You would think that a simple matter like mine would be easily resolved. I didn’t want to borrow money or finance an emerging nation. All I wanted to do was redeem an Israeli bond.

I’d done this before, so I knew the drill. You take the bond and a tax form to the bank’s headquarters and then go home to wait for the check to arrive by mail. This time, instead of a check, I got the bond back plus a sheaf of incomprehensible papers. I needed help, and that’s when the trouble started.

Naively I thought I could deal with the problem on the phone. My bank has a listing in the Manhattan telephone directory that takes up seven inches of fine print but doesn’t include the number for the Israeli bond department. I tried what I thought was the main number. Repeatedly. Once I let it ring 30 times. No answer. All the branches have the same number: dial in and you get an automated system that doesn’t tell you what to push for Israeli bond redemption. Unbelievably there are no listings for the executive offices, consumer complaints or customer service.

Refusing to believe that I was locked out of the fortress the bank has become I dialed every number I could coax out of the few employees I did manage to reach. To make any human contact I had to pretend! didn’t have a touch-tone phone so that, eventually, a live person would answer my calls. Hours and countless dead ends later, I got the unlisted 800 number for the Israeli bond department.

The customer-service representative I reached assured me that I didn’t have to fill out the sheaf of papers. All I had to do to expedite payment was send the bond to her office.

A week later I phoned to check the status of the “expedited” payment she had promised. I heard keys clicking as she accessed her computer flies. Bad news. My bond wasn’t “in the system,” a mantra I was to hear over and over in the weeks to come. These days not being “in the system” is the kiss of death as far as customer service is concerned. Like my bond, if your problem doesn’t show up on the screen, it doesn’t exist and can’t be found. Period. No one says “let me check further for you.” There is no further.

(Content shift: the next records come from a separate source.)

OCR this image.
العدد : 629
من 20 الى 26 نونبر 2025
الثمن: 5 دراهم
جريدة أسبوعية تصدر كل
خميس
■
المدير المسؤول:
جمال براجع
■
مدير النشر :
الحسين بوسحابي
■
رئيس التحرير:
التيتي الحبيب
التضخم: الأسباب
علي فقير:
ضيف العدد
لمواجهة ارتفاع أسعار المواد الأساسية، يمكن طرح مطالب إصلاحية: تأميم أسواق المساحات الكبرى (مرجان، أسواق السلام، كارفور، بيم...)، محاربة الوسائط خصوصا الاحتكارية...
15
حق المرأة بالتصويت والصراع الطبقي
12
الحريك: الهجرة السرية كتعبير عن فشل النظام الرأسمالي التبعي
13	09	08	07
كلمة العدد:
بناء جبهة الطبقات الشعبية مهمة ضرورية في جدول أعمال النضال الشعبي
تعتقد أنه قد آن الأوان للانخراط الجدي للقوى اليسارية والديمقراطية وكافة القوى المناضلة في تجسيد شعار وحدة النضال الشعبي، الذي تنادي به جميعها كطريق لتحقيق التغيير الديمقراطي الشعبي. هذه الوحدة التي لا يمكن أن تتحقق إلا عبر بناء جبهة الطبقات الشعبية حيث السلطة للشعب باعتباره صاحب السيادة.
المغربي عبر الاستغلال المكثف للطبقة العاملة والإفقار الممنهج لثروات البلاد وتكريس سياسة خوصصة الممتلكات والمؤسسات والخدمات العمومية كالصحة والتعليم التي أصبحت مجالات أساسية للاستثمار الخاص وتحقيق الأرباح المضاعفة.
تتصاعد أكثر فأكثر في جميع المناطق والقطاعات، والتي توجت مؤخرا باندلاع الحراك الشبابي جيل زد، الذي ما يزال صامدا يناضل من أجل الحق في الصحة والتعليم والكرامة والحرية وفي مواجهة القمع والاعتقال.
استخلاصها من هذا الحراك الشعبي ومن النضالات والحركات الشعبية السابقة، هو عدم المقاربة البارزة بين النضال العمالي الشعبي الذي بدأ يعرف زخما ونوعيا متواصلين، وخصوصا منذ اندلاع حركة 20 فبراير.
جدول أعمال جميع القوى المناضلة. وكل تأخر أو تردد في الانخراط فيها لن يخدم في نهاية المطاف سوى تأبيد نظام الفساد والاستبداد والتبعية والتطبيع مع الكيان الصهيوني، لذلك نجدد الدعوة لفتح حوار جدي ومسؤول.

In general, I love automation. Making deposits and withdrawals from ATMs at any hour of the day or night is infinitely more convenient than standing in slowly moving lines at the bank. I love the fact that when paying bills at 10 p.m. I can call my bank’s service line to check my balance, determine which checks have cleared and which deposits have been credited.

But machines can’t solve problems. They can tell you whether a missing bond is “in the system” but not where else it might be or what can be done to find it. Until your problem is “in the system,” no one can do anything for you. And there’s no way around this impasse. Ask to speak to someone in authority, and you enter a twilight zone of corporate impenetrability where you cannot get a telephone number, talk to a manager, supervisor or, heaven forbid, the president of the company.

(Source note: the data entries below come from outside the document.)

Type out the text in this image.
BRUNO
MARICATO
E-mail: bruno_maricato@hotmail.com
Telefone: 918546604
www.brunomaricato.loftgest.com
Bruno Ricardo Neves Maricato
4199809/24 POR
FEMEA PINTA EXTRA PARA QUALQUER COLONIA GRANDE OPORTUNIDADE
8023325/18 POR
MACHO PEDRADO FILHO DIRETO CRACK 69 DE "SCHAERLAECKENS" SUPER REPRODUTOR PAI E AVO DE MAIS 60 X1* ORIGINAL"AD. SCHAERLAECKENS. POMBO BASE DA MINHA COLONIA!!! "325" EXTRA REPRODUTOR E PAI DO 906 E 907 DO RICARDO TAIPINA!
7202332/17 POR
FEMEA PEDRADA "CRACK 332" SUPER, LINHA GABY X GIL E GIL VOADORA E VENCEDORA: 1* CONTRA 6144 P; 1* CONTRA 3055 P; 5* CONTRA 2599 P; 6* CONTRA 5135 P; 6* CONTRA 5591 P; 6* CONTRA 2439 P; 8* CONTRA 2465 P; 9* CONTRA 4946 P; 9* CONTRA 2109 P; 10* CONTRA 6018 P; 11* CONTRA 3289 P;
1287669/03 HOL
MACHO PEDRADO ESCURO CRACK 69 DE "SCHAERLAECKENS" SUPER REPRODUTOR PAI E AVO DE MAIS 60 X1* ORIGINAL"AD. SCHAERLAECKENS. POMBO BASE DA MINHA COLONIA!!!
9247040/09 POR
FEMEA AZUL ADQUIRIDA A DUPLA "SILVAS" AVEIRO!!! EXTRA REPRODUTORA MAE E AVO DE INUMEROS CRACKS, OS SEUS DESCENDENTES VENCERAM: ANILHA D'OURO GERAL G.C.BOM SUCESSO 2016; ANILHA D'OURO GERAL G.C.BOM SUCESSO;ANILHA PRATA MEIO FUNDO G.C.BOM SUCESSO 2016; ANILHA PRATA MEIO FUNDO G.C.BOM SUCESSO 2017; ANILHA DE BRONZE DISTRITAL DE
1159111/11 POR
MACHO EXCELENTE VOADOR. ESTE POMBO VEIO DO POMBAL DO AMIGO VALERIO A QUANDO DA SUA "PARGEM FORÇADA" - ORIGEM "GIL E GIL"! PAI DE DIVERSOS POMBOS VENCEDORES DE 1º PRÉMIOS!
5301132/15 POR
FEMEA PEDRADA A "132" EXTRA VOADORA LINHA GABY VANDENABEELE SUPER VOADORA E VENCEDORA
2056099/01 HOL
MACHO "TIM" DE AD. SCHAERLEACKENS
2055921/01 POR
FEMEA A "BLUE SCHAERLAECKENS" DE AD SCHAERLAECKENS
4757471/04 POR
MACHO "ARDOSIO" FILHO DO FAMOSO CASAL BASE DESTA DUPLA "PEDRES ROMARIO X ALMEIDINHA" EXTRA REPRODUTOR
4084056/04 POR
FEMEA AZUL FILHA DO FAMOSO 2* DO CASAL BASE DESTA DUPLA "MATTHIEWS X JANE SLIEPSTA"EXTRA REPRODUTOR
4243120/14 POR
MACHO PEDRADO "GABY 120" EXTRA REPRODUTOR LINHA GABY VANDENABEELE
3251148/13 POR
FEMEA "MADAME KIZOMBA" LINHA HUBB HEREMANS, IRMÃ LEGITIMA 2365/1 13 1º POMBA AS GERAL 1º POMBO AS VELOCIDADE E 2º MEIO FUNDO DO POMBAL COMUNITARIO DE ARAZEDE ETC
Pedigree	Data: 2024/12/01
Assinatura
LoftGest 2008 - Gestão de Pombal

Believe me, I tried. My rep took a message but wouldn’t give me the phone number of her supervisor. I did persuade a rep at a different bank department to give me the unlisted number for Corporate Communications believing that, as a journalist, I might at least get the name and number of the head of the Israeli bond department. No such luck. I’m still waiting for a callback on that request. After three frustrating weeks, I went to my bank’s local branch and asked the assistant manager to help me reach someone who might know how to find my bond. (You think that’s what I should have done in the first place? Wait.) Incredibly, she had to phone the same 800 number I had been using and hold for customer service. Perhaps I shouldn’t have been as astonished as I was that with a bank computer sitting on her desk she couldn’t get information any more readily than I could. It got worse: “What do you mean you can’t tell me?” she expostulated when the rep she reached at first refused to reveal the name and number of the customer-service supervisor.

But serendipitously there had been a breakthrough. In the 16 hours since my last tense conversation with “my” rep, my bond had finally reached the system. The next day a check arrived, Federal Express. Coincidentally that same day I got the name and number of the head of the Israeli bond department. How? A well-connected friend phoned an attorney at the law firm that represents the bank. The cooperative lawyer called one of his contacts at the bank, who provided this otherwise top-secret information. What do you do without a well-connected friend? Beats me.

Even though I got my money, I don’t regard this as a story with a happy ending. This kind of thing happens all the time. During my banking ordeal, a friend spent one solid hour listening to canned music while waiting to speak to a live person at another bank. Someone else told about making daily calls to an 800 number halfway across the country in an effort to find out why a service center two miles from her house in New York couldn’t get a part needed to fix her dishwasher. “For months customer service told me, ‘There’s nothing on the screen’,” she reports. No, there was no appeal, no supervisor or manager to intervene on her behalf, make a call, find the part. At least she had the satisfaction of canceling her service contract! All three of us consider ourselves savvy consumers. If we have so much trouble, what happens to people who don’t have the time and determination (and, sometimes, connections) to get what they’re after?

I sent the bank’s president a bill for the work time I lost trying to penetrate his fortress. I would love to collect, but I also would like my bank, and those similar, to lower the drawbridge so we consumers can-pardon the expression-get into the system.